Initially I thought I'd talk about the first week or so after diagnosis, but a month into this I have to admit the adjustments are on-going. I told Ivan it feels a bit like the first time I opened "501 Spanish Verbs" and saw just how many different conjugations there are for each verb -- I was completely overwhelmed.
It's not like I can say "Oh, I can't eat bread or pasta or cookies...[or whatever wheat product]" because we're learning that gluten is just about everywhere. It's in a lot of the condiments I had in my fridge, from soy sauce to some brands of ketchup and Worcestershire sauce. It's used as filler in a lot of medicines. It's in most candy. It's in a lot of cheese and most lunch meats.
And even if something doesn't have it as an ingredient, that doesn't mean it's gluten free. Products that are processed in the same place as things that have wheat and barley are often cross contaminated. Which covers everything from sugar to dried beans to canned beans to oatmeal to...
Are you getting the picture? It's really hard to avoid gluten.
Remember that first batch of figs I turned into jam and whole figs in syrup? Turns out the sugar I used is not on the approved list with the national celiac organization. Which means we have a whole lot of jam to give away. Between the first and second batch of figs, we found out I have celiac and bought a brand of sugar that's safe.
We sort of have a handle on what's okay and what's not, and eating at home really isn't a problem. It's eating elsewhere that we run into complications. With friends I simply find it too awkward to ask "Ummm, do you happen to know what brand of sugar you used when you canned those pears?" so I just say "I'm sorry, that's not something I can eat now." And of course that merits an odd look because can't I see it doesn't have wheat?
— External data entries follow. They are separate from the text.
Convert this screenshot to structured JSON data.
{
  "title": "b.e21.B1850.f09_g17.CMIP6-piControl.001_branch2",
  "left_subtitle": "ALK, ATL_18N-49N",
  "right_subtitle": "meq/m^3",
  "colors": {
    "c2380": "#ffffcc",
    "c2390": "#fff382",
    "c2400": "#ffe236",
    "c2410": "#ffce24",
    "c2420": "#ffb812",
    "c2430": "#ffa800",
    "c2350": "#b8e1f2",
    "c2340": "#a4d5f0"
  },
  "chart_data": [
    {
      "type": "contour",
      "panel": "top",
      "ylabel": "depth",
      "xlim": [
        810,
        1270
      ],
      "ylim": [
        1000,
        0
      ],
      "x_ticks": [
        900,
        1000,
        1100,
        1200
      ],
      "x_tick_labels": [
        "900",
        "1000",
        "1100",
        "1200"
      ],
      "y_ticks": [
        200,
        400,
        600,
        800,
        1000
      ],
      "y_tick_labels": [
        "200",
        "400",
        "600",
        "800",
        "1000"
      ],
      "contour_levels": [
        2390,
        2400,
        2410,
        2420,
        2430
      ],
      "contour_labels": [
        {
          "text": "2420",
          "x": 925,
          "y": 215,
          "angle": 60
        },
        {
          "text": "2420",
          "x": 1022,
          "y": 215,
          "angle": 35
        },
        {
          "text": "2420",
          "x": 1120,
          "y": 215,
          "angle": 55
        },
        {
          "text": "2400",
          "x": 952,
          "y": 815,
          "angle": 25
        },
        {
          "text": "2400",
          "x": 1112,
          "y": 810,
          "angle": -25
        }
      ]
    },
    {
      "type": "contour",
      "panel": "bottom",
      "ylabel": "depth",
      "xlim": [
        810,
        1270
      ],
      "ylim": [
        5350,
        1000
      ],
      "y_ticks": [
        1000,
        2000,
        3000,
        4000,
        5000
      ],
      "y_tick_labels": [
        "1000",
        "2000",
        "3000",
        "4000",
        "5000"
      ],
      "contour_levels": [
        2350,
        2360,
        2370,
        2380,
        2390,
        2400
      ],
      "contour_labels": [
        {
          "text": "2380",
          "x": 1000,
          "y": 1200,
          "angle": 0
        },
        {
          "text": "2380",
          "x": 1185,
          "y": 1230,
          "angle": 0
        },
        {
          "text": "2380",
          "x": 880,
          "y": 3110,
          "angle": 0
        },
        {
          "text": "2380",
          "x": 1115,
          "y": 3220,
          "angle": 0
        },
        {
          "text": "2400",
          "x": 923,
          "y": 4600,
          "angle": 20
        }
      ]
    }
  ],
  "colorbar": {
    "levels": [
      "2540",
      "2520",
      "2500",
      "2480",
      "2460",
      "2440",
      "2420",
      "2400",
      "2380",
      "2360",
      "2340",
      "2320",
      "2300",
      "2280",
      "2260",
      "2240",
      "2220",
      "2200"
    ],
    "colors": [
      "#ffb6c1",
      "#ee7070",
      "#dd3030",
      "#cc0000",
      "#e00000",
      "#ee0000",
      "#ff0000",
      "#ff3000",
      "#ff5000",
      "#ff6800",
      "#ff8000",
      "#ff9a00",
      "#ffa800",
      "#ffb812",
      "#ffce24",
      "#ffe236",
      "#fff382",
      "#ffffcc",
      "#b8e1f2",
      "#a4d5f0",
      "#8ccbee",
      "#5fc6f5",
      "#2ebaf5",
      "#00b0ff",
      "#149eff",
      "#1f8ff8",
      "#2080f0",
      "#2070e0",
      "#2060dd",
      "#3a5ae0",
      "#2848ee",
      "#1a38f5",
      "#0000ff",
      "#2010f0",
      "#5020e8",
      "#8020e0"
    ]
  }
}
As for restaurants, that's a huge challenge here in Argentina. In the U.S. there are many restaurants offering gluten free options or even entire menus. Not so here. We did an online search in Cordoba and there is one restaurant in the entire city with a gluten free menu. One! This is the second largest city in Argentina.
Most restaurants here have a typical menu of beef, maybe pork or chicken, empanadas, pastas and milanesas. Variety, not so much. I'll need to order plain grilled meat without any sauce and hope they also have some kind of side that's okay. Most places serve salad and either fries or mashed potatoes and there are rarely any other options. I can't eat the fries in most places, because they fry empanadas in the same oil. I can't eat the mashed potatoes because they're usually instant and might have ingredients with gluten. So that leaves me with the salad -- unless they only have vinegar and vegetable oil (of an unknown variety) for the dressing, in which case I'll have to pass on the salad too.
Are you beginning to see how tricky it is to navigate the social setting with celiac?
Thankfully I've always preferred to make almost everything from scratch. There are a few things we used to buy ready-made that I'll have to learn how to make (empanada dough and tortillas come to mind) and I'm just starting to experiment with baked products using gluten free flour. I've found several gluten free baking mixes but didn't buy them because I've read that those are high in starches. Sadly, there aren't a lot of flours available. Mostly it's white rice or brown rice flours, although one health food store in town also carries a corn flour and another made from peas.
It looks like I'll be able to find more options in Uruguay when we go to conference at the end of this month. I even found one place in Montevideo that looks like it sells Bob's Red Mill products! We are going to be several hours from Montevideo, but one of the other missionary wives there is going to look for me and if she finds anything on my list, she'll buy it and bring it to conference. I gave her a list of four types of flour I'd really like to have, after finding a number of gluten free recipes I want to try.
I've had to change my anti-vertigo medication, buy a brand of aspirin that's processed in a "safe" lab, and stop taking my multivitamins and iron supplement.
At the very beginning I also tried a very restrictive diet, because I'd read several articles about how healing the gut required more than going gluten free. But after a week I felt way worse and was constantly hungry, so I stopped. Although one of the benefits is that I discovered I really like homemade grape jello.
About ten days into being gluten free, the migraines disappeared. Hallelujah! I've had a few low-grade headaches since then (mostly due to the heat, I think) but I cannot tell you what a relief it is to be migraine free. Migraines have plagued me for years, but it had gotten really bad in the past year or so, to the point I was having them almost daily.
Another cause for celebration: I've not had any fresh outbreaks of psoriasis on my feet. I've suffered with psoriasis for two decades, and rarely went a month without blisters popping up on the soles of my feet (not the official name, but they resemble blisters so that's what I call them). Sometimes it would just be one, other times I'd get clusters of them. Made walking a little difficult, let me tell you.
My energy level is also gradually improving. I won't be running any marathons soon (or ever!) but it just feels good to get through a day without being completely exhausted.
I've been told it will take at least three months to get rid of all the gluten in my body. I've also been told I'll feel like a new woman. I'm really looking forward to that. Can the new me have long, thick hair and not have to wear glasses any more?
[You think I kid?]
I'm excited about the progress we've already seen, and look forward to feeling better and better as I embrace the new 'normal' of being gluten free.